Dans une conclusion générale, l’auteur affirme que « l’Église, loin de se laisser instrumentaliser par l’État, n’a jamais perdu de vue le salut des âmes et les fondements théologiques de son existence, de son essence, de son organisation » (p. 621). Il s’interroge sur la manière d’appréhender aujourd’hui les fondements de la liberté religieuse qui a présidé à la loi de 1905 et de la laïcité dans une société multiculturelle et multiconfessionnelle (cf. p. 622). Il prône un retour aux vœux et au droit de la grâce, garant de stabilité et la redécouverte des degrés ecclésial, liturgique et juridique de cet unique mouvement instituant de la grâce [7] (cf. p. 632 et s.). Derrière la rigueur et la précision de l’analyse juridique sous-tendue par une profonde réflexion théologique enracinée dans la tradition de l’Église, au-delà d’un langage dont la spécificité pourrait décourager le lecteur malgré la clarté du style, on perçoit chez le père Burgun un réel amour de la vie consacrée, un désir de ne pas en diminuer le mystère en même temps que d’en favoriser les nouvelles modalités et la juste insertion dans la société, en évitant le positivisme juridique. Tout cela fait certainement de son travail un ouvrage de référence incontournable.

[1Voir la présentation de l’ouvrage sur le site www.cedric.burgun.eu

[2Plus précisément le Congresso de la Congrégation pour les Instituts de Vie consacrée (IVC) et les Sociétés de Vie apostolique (SVA).
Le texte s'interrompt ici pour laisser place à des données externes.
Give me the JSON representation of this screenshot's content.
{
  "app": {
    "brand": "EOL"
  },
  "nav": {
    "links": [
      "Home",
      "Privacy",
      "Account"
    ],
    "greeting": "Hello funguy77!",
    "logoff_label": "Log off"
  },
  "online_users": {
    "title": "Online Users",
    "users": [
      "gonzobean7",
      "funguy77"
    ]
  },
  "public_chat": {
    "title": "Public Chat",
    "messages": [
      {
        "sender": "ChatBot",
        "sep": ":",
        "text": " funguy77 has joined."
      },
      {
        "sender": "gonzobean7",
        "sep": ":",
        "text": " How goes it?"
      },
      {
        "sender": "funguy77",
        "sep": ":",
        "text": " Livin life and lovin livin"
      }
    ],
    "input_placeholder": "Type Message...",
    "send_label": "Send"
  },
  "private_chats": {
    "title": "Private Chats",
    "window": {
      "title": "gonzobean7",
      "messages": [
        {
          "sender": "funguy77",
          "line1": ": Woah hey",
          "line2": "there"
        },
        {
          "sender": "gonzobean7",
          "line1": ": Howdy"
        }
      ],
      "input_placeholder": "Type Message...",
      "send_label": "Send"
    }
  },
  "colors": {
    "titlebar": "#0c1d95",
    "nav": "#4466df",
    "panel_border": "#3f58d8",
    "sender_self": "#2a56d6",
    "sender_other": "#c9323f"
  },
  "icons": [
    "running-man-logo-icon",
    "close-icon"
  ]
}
[3Si en France, la reconnaissance légale d’une « congrégation » résulte de la loi du 1er juillet 1901, un avis du Conseil d’État (14 novembre 1989, n° 346040, publié dans Laïcité et liberté religieuse - Recueil de textes et de jurisprudence, Paris, Direction des Journaux officiels (DJO), 2011, p. 251) en fixe « trois critères : la soumission à des vœux, une vie en commun et une règle approuvée par une autorité religieuse » (p. 124.) Il faut noter ce paradoxe : tandis qu’il en reste à l’usage d’une terminologie aujourd’hui obsolète en droit canonique parce qu’antérieure à la codification de 1983 (dans laquelle ont disparu les « congrégations » au profit de structures plus diversifiées), le droit français étend par analogie à des communautés religieuses non catholiques et non chrétiennes ces catégories juridiques empruntées au droit ancien de l’Église catholique.

[4Cour de Cassation, Civ. 2è, n° 99 FS-D, audience publique du 26 janvier 2012.

[5Un contrat synallagmatique est une convention par laquelle les parties s’obligent réciproquement l’une envers l’autre (art. 1106 du Code civil).

[6Voir note 3.

[7« Les sacrements sont, dans l’Église, créateurs de droits et de devoirs objectifs, conférant ainsi un statut nouveau. De même, la vie consacrée, par sa reconnaissance et sa réception formelle par l’Église, a besoin de retrouver cette fonction instituante dans l’Église : elle n’est jamais d’ordre privé. [...] On comprend mieux les trois modalités de ce même mouvement “instituant” : un processus ecclésial par lequel l’autorité va discerner et authentifier la manière dont seront réellement vécus les conseils évangéliques ; un processus liturgique qui exprimera le caractère sacré précisément défini (les “vœux” ou “autres liens sacrés”) ; et enfin le processus juridique qui protégera explicitement l’engagement » (p. 634).